Пушкин, как галилеянин, противополагает первобытного человека современной культуре. Той же современной культуре, основанной на власти черни, на демократическом понятии равенства и большинства голосов, противополагает он, как язычник, самовластную волю единого творца или разрушителя, артиста или героя. Полубог и укрощаемая им стихия – таков второй главный мотив пушкинской поэзии.

Галилеянин, напомню, значит христианин (иногда даже сам Христос). В Пушкине, таким образом, Мережковский выделяет два начала – христианское и языческое, и видит их примиренными, слитыми в высшем синтезе. И вот этот синтез, настаивает Мережковский, начисто утратила последующая, послепушкинская русская литература, даже не утратила, а сознательно от него отошла, отказалась. Мережковский далее:

Вся русская литература после Пушкина будет демократическим и галилейским восстанием на того гиганта, который «над бездной Россию вздернул на дыбы». Все великие русские писатели, не только явные мистики – Гоголь, Достоевский, Лев Толстой, но даже Тургенев и Гончаров – по наружности западники, по существу такие же враги культуры, – будут звать Россию прочь от единственного русского героя и неразгаданного любимца Пушкина, вечно одинокого исполина на обледенелой глыбе финского гранита, – будут звать назад – к материнскому лону русской земли, согретой русским солнцем, к смирению в Боге, к простоте сердца великого народа-пахаря, в уютную горницу старосветских помещиков, к дикому обрыву над родимою Волгой, к затишью дворянских гнезд, к серафической улыбке Идиота, к блаженному «неделанию» Ясной Поляны, – и все они, все до единого, быть может, сами того не зная, подхватят этот вызов малых великому, этот богохульный крик возмутившейся черни: «Добро, строитель чудотворный! Ужо тебе!»

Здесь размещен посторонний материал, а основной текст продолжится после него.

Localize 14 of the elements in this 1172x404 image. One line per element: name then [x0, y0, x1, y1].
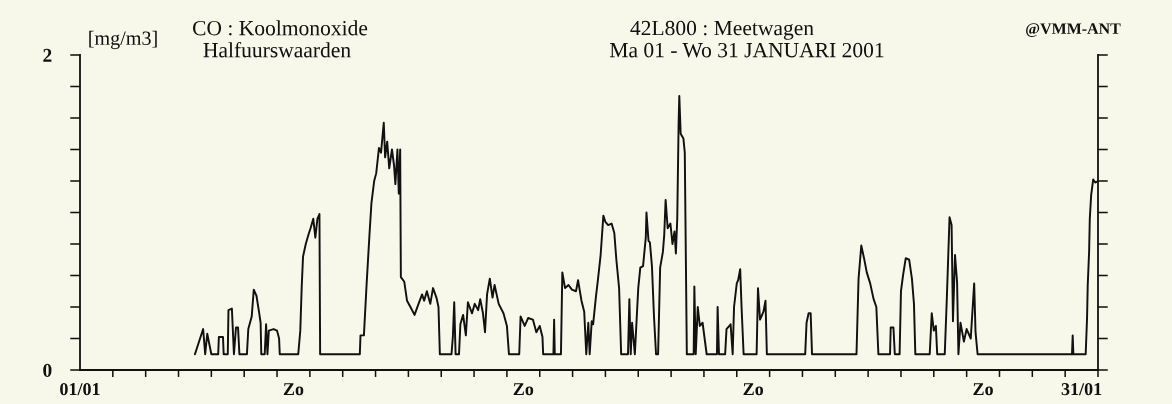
text: 42L800 : Meetwagen [630, 20, 814, 40]
x-tick-label: 31/01 [1061, 383, 1102, 396]
x-tick-label: Zo [743, 383, 764, 396]
x-tick-label: Zo [973, 383, 993, 396]
x-tick-label: Zo [513, 383, 534, 396]
x-tick-label: 01/01 [60, 383, 100, 396]
y-tick-label: 0 [43, 363, 52, 377]
x-tick-label: Zo [283, 383, 304, 396]
y-axis-title: [mg/m3] [89, 30, 157, 50]
chart-title: CO : Koolmonoxide [192, 20, 368, 36]
annotation: Ma 01 - Wo 31 JANUARI 2001 [609, 42, 884, 58]
y-tick-label: 2 [43, 48, 52, 62]
text: @VMM-ANT [1026, 23, 1121, 37]
chart-subtitle: Halfuurswaarden [203, 42, 351, 58]
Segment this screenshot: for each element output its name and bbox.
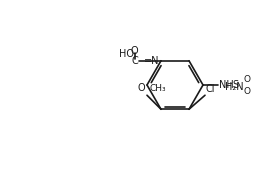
Text: O: O — [243, 87, 250, 96]
Text: NH: NH — [219, 80, 234, 90]
Text: C: C — [131, 56, 138, 66]
Text: =N: =N — [144, 56, 159, 66]
Text: H₂N: H₂N — [226, 82, 244, 92]
Text: O: O — [243, 75, 250, 83]
Text: O: O — [130, 46, 138, 56]
Text: CH₃: CH₃ — [149, 84, 166, 93]
Text: S: S — [232, 80, 238, 90]
Text: O: O — [137, 83, 145, 93]
Text: Cl: Cl — [206, 84, 216, 94]
Text: HO: HO — [119, 49, 134, 59]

В чем Мережковский безусловно прав, утверждая противоположность Пушкина его литературным потомкам? В том, что послепушкинская литература была демократической, была народной, даже лучше сказать народнической, а Пушкин очень хорошо чувствовал опасность такой позиции: он ведь написал «Капитанскую дочку». И никакое пугачевское преступное обаяние («бандитский шик», как сказал бы Мандельштам) не могло склонить его к народническому мифу. Проще сказать, он не был демократом, не верил, что народу дорога свобода: совсем наоборот.

Свободы сеятель пустынный,
Я вышел рано, до звезды;
Рукою чистой и безвинной
В порабощенные бразды
Бросал живительное семя —
Но потерял я только время,
Благие мысли и труды…
Паситесь, мирные народы!
Вас не разбудит чести клич.
К чему стадам дары свободы?
Их должно резать или стричь.
Наследство их из рода в роды
Ярмо с гремушками да бич.

Полагаю, что молодой Б. М. Энгельгардт в своей трактовке «Медного всадника» шел из цитированного текста Мережковского.

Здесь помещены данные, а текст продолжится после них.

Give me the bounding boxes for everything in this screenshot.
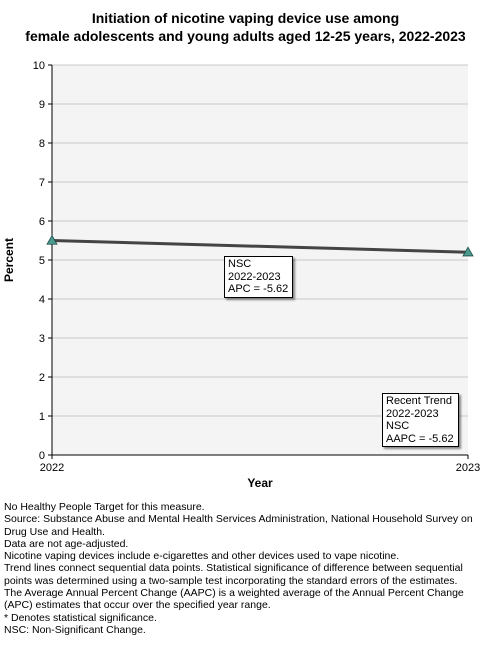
x-axis-ticks: 2022 2023 [40, 455, 480, 474]
y-tick-label: 0 [39, 450, 45, 462]
footnote: Trend lines connect sequential data poin… [4, 562, 463, 587]
footnote: Source: Substance Abuse and Mental Healt… [4, 513, 473, 538]
x-axis-title: Year [247, 476, 273, 490]
chart-title-line-1: Initiation of nicotine vaping device use… [91, 10, 400, 26]
y-tick-label: 7 [39, 177, 45, 189]
y-tick-label: 6 [39, 216, 45, 228]
footnotes: No Healthy People Target for this measur… [4, 501, 491, 636]
y-tick-label: 10 [33, 60, 45, 72]
recent-trend-line-3: NSC [386, 420, 410, 432]
recent-trend-line-2: 2022-2023 [386, 407, 439, 420]
y-axis-title: Percent [2, 238, 16, 282]
footnote: Nicotine vaping devices include e-cigare… [4, 550, 400, 563]
segment-annotation: NSC 2022-2023 APC = -5.62 [224, 256, 294, 298]
y-tick-label: 1 [39, 411, 45, 423]
footnote: NSC: Non-Significant Change. [4, 623, 146, 636]
y-tick-label: 8 [39, 138, 45, 150]
y-tick-label: 5 [39, 255, 45, 267]
trend-line [51, 239, 469, 254]
chart-title: Initiation of nicotine vaping device use… [0, 9, 491, 45]
segment-annotation-line-3: APC = -5.62 [228, 283, 289, 295]
chart-title-line-2: female adolescents and young adults aged… [25, 28, 466, 44]
y-axis-ticks: 0 1 2 3 4 5 6 7 8 9 10 [33, 60, 52, 462]
x-tick-label: 2023 [456, 462, 480, 474]
footnote: No Healthy People Target for this measur… [4, 501, 205, 513]
series-layer [46, 234, 474, 257]
segment-annotation-line-2: 2022-2023 [228, 270, 281, 283]
grid-lines [52, 64, 468, 417]
footnote: The Average Annual Percent Change (AAPC)… [4, 587, 464, 612]
y-tick-label: 2 [39, 372, 45, 384]
segment-annotation-line-1: NSC [228, 258, 252, 270]
y-tick-label: 9 [39, 99, 45, 111]
footnote: * Denotes statistical significance. [4, 611, 157, 624]
data-point-marker [462, 246, 474, 257]
x-tick-label: 2022 [40, 462, 64, 474]
y-tick-label: 3 [39, 333, 45, 345]
recent-trend-line-4: AAPC = -5.62 [386, 432, 454, 445]
footnote: Data are not age-adjusted. [4, 537, 129, 550]
y-tick-label: 4 [39, 294, 45, 306]
recent-trend-annotation: Recent Trend 2022-2023 NSC AAPC = -5.62 [382, 393, 459, 447]
data-point-marker [46, 234, 58, 245]
recent-trend-line-1: Recent Trend [386, 395, 453, 407]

И. Т.: Но у Мережковского получается, что русская литература как раз и виновна в этом антикультур-ном бунте черни, она его вызывала и заранее одобряла.


Б. П.: Да, конечно, так и получается. И вот что еще в тему следует добавить. Я напал в сети на работу Б. Н. Пойзнера из Томского университета «Дух народа: Шпет о Пушкине». Густав Густавович Шпет – философ-гуссерлианец, репрессированный, натурально, большевиками и сгинувший в ГУЛАГе. В советское время Шпет успел издать «Очерк истории русской философии» – чрезвычайно острое сочинение, разрушившее много предшествующих и последующих русских культурных мифов.


И. Т.: Поначалу Шпет был выслан в Томск, университетский город, между прочим. И даже работа ему была дана по специальности: заказан перевод гегелевской «Феноменологии духа».